But it never came. God tarried.

A few things I believe are instructive as to what we can learn from our Gospel reading as a response to this conundrum we find ourselves in.

First, that it may be that our assumptions about how God will act are wrong. The same followers of Christ who were awaiting Jesus’ return any day now overlooked the first statement from our Gospel – regarding when these things will happen, it’s unknown. Who knows when it will happen? It’s not guaranteed to happen when we expect that it will, or want it to happen. It will happen when it happens. And I think the same is true about much about God: it’s easy to assume that we know exactly what God will and must do. Like God is a cosmic gumball machine, that we can pop in a quarter and get a prize. But it may be that our assumptions are wrong in the first place about what God will or must do. Maybe it’s more true that God actually does move in mysterious ways, whose ways are oftentimes beyond our comprehension. And though we may expect or desire God to operate in certain ways, perhaps it’s more our understanding of God that is flawed than God’s actions.

Second, we read that precisely because Jesus is returning, we must persist in doing what is good and right and holy at all times. Continue in the things that God wishes for us, such as in the Apostle’s teaching, the breaking of bread, and the prayers. To persevere in resisting evil, and when we fall into sin to repent and return to the Lord. In proclaiming by word and example the good news of God in Jesus Christ. By seeking and serving Christ in all persons, loving our neighbor as ourselves. And by striving for justice and peace, and respecting the dignity of all people. If that sounds familiar, those are the promises made during the baptismal covenant. 

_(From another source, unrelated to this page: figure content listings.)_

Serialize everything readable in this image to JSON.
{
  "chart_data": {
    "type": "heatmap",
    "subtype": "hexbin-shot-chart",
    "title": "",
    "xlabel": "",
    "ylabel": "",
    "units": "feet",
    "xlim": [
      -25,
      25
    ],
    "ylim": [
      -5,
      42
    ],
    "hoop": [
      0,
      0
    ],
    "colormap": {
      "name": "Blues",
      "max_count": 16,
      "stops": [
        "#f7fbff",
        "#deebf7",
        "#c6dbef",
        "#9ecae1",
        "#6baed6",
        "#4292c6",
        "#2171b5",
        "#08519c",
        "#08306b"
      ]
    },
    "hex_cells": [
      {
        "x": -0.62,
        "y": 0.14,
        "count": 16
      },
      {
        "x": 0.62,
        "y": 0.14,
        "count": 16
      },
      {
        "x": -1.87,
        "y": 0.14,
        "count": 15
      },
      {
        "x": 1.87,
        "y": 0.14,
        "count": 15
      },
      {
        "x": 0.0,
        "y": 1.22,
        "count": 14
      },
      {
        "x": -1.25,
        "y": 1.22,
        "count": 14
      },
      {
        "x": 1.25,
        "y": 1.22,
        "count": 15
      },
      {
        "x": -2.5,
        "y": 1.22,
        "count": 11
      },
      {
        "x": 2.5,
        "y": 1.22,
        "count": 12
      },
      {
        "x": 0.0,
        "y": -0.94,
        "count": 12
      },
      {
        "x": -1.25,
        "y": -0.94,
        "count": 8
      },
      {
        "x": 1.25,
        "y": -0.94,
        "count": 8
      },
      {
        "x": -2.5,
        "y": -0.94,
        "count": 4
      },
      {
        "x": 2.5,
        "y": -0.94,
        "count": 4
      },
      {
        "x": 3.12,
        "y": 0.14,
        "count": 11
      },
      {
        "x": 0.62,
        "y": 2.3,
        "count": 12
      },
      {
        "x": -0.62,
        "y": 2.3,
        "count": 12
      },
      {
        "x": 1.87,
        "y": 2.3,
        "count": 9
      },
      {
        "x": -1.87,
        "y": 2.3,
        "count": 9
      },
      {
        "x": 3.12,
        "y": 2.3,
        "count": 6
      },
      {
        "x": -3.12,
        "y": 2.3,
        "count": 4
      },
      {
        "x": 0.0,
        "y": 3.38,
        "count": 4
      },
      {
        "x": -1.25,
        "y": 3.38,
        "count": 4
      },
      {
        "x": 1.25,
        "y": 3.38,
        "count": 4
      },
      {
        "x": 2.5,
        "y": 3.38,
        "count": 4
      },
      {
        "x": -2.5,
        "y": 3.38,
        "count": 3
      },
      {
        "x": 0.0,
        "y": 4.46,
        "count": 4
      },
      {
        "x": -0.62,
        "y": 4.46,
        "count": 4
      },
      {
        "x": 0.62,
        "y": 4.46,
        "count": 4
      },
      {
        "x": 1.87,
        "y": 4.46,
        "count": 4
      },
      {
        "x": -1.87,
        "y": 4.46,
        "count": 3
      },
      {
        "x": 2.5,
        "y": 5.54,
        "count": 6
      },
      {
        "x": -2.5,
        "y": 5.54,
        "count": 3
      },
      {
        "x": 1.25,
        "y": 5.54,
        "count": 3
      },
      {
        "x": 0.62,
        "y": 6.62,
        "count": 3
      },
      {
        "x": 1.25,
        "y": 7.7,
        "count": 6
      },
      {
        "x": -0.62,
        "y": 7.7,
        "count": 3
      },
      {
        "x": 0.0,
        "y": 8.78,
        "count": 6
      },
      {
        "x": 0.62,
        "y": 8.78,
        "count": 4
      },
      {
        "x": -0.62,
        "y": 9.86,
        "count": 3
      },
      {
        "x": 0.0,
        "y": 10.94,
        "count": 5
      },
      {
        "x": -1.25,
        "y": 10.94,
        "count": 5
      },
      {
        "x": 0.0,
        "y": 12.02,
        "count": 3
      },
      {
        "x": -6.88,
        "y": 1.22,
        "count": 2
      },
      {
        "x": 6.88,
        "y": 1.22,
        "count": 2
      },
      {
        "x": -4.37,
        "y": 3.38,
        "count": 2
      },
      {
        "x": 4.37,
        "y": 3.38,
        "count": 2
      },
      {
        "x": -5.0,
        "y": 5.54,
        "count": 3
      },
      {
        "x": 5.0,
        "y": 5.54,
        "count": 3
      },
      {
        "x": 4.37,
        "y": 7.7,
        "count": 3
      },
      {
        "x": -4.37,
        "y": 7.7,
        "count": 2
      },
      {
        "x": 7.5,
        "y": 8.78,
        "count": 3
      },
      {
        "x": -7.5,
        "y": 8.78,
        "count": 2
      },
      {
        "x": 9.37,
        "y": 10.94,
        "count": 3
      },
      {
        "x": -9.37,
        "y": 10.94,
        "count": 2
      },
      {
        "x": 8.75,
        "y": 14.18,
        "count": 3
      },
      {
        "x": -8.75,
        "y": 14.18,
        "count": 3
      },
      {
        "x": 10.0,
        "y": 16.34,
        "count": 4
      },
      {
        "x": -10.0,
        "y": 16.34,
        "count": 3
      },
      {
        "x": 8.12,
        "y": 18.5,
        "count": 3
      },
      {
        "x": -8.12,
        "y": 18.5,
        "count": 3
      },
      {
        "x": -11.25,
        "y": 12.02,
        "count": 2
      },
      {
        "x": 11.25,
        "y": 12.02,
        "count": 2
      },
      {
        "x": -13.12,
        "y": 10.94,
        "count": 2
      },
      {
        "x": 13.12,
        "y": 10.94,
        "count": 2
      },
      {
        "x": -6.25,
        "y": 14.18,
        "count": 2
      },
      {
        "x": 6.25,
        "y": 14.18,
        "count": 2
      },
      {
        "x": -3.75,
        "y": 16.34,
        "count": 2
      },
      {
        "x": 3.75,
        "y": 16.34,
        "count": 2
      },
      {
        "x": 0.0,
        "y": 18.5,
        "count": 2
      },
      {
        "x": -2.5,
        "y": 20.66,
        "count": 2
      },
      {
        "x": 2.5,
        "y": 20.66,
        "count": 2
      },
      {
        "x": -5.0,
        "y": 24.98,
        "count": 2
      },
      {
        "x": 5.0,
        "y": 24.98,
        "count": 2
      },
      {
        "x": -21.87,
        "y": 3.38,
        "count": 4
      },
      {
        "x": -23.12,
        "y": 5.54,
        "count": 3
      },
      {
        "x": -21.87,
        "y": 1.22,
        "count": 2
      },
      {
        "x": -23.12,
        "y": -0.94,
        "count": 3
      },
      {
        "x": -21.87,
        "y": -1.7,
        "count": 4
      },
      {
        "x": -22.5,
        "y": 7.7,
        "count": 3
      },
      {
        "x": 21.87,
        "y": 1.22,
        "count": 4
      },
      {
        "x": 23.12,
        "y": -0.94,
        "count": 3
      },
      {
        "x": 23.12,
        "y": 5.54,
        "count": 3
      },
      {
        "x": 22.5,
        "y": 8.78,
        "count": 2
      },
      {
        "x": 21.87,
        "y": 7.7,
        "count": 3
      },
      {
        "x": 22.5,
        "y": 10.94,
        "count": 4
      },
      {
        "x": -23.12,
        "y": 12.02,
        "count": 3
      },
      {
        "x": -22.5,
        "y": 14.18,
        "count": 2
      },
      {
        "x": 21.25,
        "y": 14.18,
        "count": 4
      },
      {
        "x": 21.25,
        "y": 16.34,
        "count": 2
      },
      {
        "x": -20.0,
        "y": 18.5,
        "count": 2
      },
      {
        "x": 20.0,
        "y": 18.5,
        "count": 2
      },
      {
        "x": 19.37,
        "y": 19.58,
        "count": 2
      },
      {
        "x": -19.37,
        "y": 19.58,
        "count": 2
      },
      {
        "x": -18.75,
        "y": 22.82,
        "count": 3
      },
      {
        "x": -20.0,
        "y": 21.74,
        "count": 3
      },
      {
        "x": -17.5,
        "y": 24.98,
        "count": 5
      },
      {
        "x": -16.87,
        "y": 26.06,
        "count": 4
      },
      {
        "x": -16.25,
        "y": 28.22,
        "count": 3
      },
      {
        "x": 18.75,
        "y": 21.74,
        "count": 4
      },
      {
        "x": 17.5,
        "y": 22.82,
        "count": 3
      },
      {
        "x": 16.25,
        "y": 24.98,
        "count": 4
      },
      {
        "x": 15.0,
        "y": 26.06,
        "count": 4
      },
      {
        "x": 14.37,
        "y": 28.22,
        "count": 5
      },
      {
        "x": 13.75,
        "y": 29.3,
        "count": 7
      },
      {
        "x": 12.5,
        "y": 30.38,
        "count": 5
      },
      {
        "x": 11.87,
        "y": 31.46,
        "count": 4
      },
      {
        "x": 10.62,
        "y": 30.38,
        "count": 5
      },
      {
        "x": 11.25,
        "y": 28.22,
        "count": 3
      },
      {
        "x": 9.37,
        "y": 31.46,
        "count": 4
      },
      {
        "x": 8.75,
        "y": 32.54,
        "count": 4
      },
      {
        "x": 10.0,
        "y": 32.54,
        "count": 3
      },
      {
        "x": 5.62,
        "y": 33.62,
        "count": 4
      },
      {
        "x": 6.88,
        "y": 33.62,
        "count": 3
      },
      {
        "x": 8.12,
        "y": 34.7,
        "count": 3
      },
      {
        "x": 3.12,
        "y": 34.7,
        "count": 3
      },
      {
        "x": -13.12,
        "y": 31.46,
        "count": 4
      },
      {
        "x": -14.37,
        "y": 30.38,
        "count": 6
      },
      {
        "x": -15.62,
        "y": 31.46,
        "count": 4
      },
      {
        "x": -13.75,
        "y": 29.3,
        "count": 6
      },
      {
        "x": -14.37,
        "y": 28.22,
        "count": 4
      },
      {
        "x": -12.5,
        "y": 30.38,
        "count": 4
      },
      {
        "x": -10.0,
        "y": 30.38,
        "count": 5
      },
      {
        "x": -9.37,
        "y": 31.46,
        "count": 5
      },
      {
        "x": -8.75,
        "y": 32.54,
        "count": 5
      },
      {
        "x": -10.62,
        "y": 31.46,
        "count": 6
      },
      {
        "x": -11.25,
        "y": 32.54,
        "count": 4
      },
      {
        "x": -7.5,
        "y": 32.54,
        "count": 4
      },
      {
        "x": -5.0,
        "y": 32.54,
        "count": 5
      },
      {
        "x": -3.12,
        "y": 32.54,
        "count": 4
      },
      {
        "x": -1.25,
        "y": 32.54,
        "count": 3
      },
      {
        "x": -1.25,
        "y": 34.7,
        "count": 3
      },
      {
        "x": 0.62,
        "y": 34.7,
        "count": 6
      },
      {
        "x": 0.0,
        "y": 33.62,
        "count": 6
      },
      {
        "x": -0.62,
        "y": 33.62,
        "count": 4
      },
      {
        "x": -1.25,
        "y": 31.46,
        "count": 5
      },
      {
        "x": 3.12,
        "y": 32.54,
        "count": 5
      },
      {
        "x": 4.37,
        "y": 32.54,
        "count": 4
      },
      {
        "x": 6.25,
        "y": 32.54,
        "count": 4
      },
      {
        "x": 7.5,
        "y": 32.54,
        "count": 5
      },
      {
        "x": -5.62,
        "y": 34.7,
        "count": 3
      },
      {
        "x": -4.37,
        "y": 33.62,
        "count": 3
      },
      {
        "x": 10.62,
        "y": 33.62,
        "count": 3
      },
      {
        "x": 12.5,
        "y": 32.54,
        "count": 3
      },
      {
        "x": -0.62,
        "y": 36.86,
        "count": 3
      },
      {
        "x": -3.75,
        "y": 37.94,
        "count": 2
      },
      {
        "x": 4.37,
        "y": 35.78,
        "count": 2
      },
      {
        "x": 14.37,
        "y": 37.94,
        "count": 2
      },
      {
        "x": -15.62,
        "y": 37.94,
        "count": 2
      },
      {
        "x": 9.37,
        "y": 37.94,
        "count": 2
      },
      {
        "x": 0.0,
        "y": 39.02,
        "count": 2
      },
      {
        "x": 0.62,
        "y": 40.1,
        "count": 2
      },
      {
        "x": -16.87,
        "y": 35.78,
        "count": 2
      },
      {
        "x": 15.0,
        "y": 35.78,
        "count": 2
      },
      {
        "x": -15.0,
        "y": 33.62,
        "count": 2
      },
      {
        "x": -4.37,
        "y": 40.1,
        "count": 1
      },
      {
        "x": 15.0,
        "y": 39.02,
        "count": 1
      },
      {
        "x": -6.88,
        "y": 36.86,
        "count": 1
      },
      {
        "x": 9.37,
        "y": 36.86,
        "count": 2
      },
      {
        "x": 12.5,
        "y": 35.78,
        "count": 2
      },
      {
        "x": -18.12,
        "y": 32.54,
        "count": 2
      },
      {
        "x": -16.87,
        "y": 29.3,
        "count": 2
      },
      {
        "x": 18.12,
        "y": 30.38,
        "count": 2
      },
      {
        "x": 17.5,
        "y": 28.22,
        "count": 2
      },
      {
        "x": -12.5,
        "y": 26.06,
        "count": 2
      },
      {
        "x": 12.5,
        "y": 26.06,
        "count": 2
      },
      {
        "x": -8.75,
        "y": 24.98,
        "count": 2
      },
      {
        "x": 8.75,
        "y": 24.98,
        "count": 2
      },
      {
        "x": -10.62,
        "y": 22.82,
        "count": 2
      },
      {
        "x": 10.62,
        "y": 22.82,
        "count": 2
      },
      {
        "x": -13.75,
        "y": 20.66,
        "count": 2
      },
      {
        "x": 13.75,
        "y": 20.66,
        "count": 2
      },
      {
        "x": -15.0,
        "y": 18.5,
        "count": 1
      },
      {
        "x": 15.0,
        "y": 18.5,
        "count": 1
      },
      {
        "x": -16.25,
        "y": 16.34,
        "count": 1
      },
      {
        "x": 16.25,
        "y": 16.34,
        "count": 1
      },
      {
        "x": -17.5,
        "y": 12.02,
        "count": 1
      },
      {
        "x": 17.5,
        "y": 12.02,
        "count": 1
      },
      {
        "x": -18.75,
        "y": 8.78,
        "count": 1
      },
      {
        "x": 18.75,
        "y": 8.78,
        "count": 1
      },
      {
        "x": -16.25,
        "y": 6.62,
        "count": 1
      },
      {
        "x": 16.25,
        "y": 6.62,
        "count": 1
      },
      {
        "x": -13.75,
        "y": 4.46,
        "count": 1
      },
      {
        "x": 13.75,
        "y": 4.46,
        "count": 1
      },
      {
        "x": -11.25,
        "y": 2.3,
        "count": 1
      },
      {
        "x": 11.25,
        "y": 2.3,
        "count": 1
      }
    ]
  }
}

I can tell you from my experience it’s not always easy, to trust and remain faithful when adversity strikes, but it is the path of righteousness, to not be dismayed in disaster, but to continue in the path of obedience, even when it’s difficult.

Even though God tarries, it is incumbent on us to persist, and to continue doing that which is good and right, and with joyful expectation to look for God’s advent in our lives and in our world each day. And in doing so, may we be found faithful to the calling God has given us in Christ Jesus, to live lives of righteousness, and to show God’s love to all the world.